Abstract

People’s housing situation changes through stages of their life-course – the way in which this occurs in Britain is the focus of this chapter. In keeping with the rest of this book, the chapter is concerned with the dynamics of the housing situation, and not simply cross-sectional snapshots. It considers not only the nature of the moves that people make from year to year, but goes beyond this to look at the cumulative impacts of these moves. It then describes housing careers as they develop over the life-course. The housing career may be considered as not unlike the work career. It starts with leaving the childhood situation, a process of relatively active search. It then leads to relatively high mobility, and a process of investment to obtain or keep better jobs or housing, although in the case of the work career the investments are mainly in human capital, while in the housing career they are financial investments.
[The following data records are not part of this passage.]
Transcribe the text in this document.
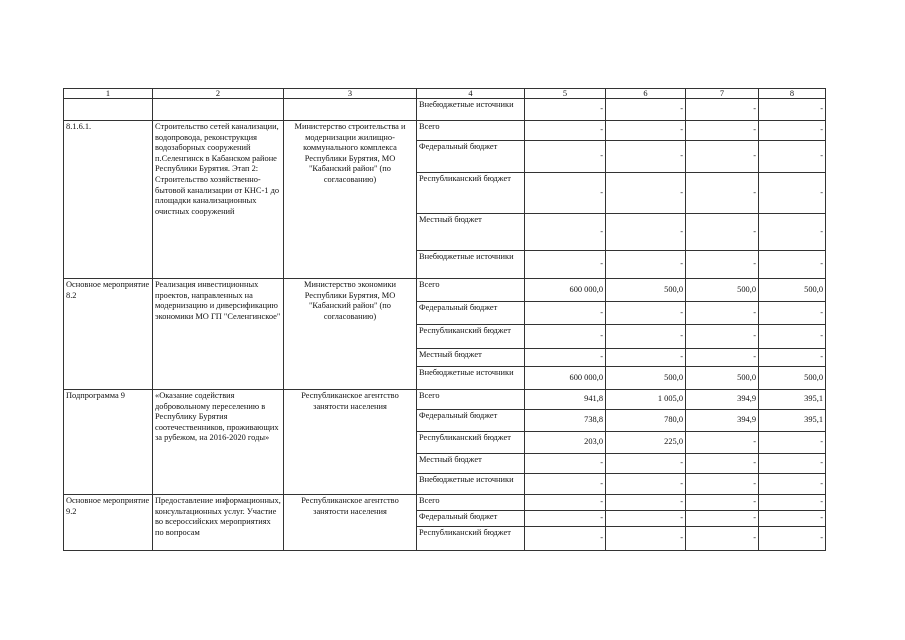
1	2	3	4	5	6	7	8
			Внебюджетные источники	-	-	-	-
8.1.6.1.	Строительство сетей канализации, водопровода, реконструкция водозаборных сооружений п.Селенгинск в Кабанском районе Республики Бурятия. Этап 2: Строительство хозяйственно-бытовой канализации от КНС-1 до площадки канализационных очистных сооружений	Министерство строительства и модернизации жилищно-коммунального комплекса Республики Бурятия, МО "Кабанский район" (по согласованию)	Всего	-	-	-	-
			Федеральный бюджет	-	-	-	-
			Республиканский бюджет	-	-	-	-
			Местный бюджет	-	-	-	-
			Внебюджетные источники	-	-	-	-
Основное мероприятие 8.2	Реализация инвестиционных проектов, направленных на модернизацию и диверсификацию экономики МО ГП "Селенгинское"	Министерство экономики Республики Бурятия, МО "Кабанский район" (по согласованию)	Всего	600 000,0	500,0	500,0	500,0
			Федеральный бюджет	-	-	-	-
			Республиканский бюджет	-	-	-	-
			Местный бюджет	-	-	-	-
			Внебюджетные источники	600 000,0	500,0	500,0	500,0
Подпрограмма 9	«Оказание содействия добровольному переселению в Республику Бурятия соотечественников, проживающих за рубежом, на 2016-2020 годы»	Республиканское агентство занятости населения	Всего	941,8	1 005,0	394,9	395,1
			Федеральный бюджет	738,8	780,0	394,9	395,1
			Республиканский бюджет	203,0	225,0	-	-
			Местный бюджет	-	-	-	-
			Внебюджетные источники	-	-	-	-
Основное мероприятие 9.2	Предоставление информационных, консультационных услуг. Участие во всероссийских мероприятиях по вопросам	Республиканское агентство занятости населения	Всего	-	-	-	-
			Федеральный бюджет	-	-	-	-
			Республиканский бюджет	-	-	-	-
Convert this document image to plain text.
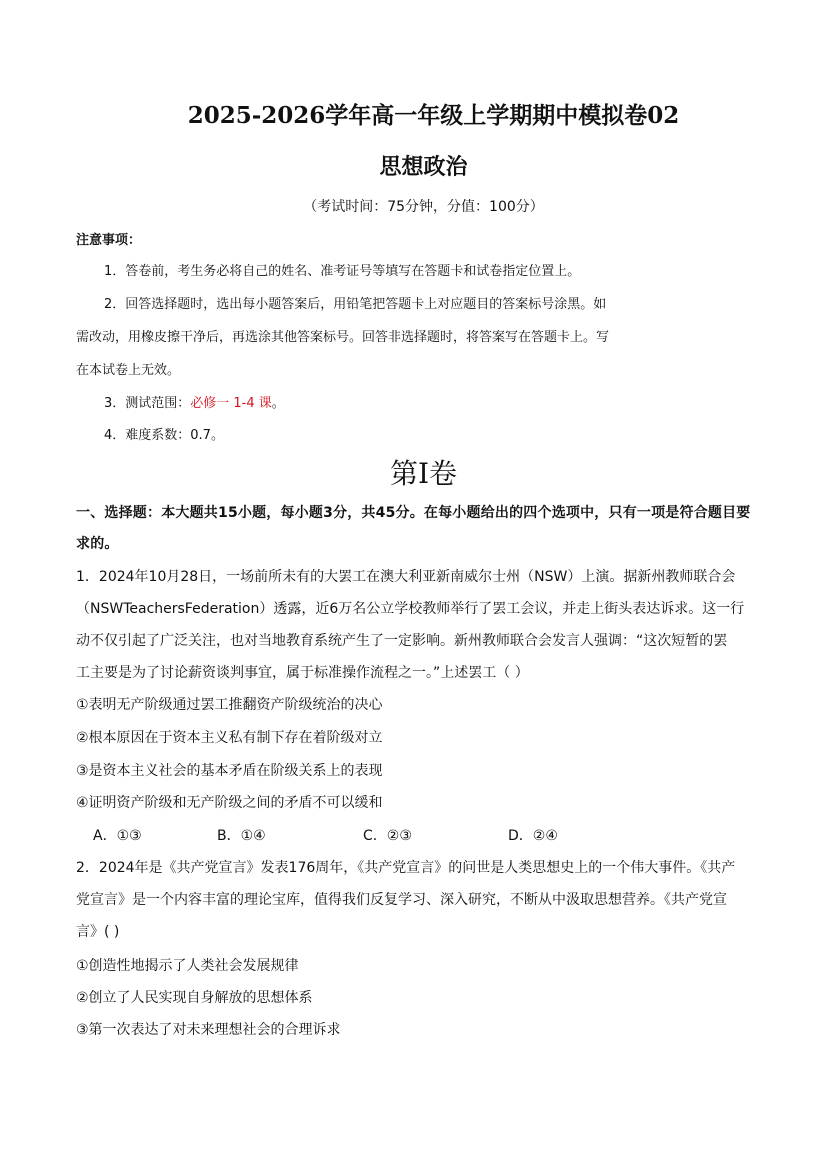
2025-2026学年高一年级上学期期中模拟卷02
思想政治
（考试时间：75分钟，分值：100分）
注意事项：
1．答卷前，考生务必将自己的姓名、准考证号等填写在答题卡和试卷指定位置上。
2．回答选择题时，选出每小题答案后，用铅笔把答题卡上对应题目的答案标号涂黑。如
需改动，用橡皮擦干净后，再选涂其他答案标号。回答非选择题时，将答案写在答题卡上。写
在本试卷上无效。
3．测试范围：必修一 1-4 课。
4．难度系数：0.7。
第Ⅰ卷
一、选择题：本大题共15小题，每小题3分，共45分。在每小题给出的四个选项中，只有一项是符合题目要求的。
1．2024年10月28日，一场前所未有的大罢工在澳大利亚新南威尔士州（NSW）上演。据新州教师联合会
（NSWTeachersFederation）透露，近6万名公立学校教师举行了罢工会议，并走上街头表达诉求。这一行
动不仅引起了广泛关注，也对当地教育系统产生了一定影响。新州教师联合会发言人强调：“这次短暂的罢
工主要是为了讨论薪资谈判事宜，属于标准操作流程之一。”上述罢工（ ）
①表明无产阶级通过罢工推翻资产阶级统治的决心
②根本原因在于资本主义私有制下存在着阶级对立
③是资本主义社会的基本矛盾在阶级关系上的表现
④证明资产阶级和无产阶级之间的矛盾不可以缓和
A．①③	B．①④	C．②③	D．②④
2．2024年是《共产党宣言》发表176周年，《共产党宣言》的问世是人类思想史上的一个伟大事件。《共产
党宣言》是一个内容丰富的理论宝库，值得我们反复学习、深入研究，不断从中汲取思想营养。《共产党宣
言》( )
①创造性地揭示了人类社会发展规律
②创立了人民实现自身解放的思想体系
③第一次表达了对未来理想社会的合理诉求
These processes of career building in both housing and work tend to lead to a stabilisation in middle periods of the life-course. It is at the later stages of the life-course that the patterns diverge, since although there is sometimes a scaling down of housing requirements, it is nothing like as deterministic as the disengagement from the labour market. However, there are three important reasons for elaborations to this view of the housing career. The housing career is: substantially shaped by the work career, both because the investments which people can make in housing will depend on their incomes (and on the stability of their incomes) and also because work career mobility will often require housing mobility; directly influenced by the movements through various stages of the life-course: there are changing housing space and location requirements from different stages of the process of family building; strongly influenced by the pattern of state intervention, perhaps even more so than the work career, leading to much greater differences in housing careers in different countries, and greater changes over time within a single country.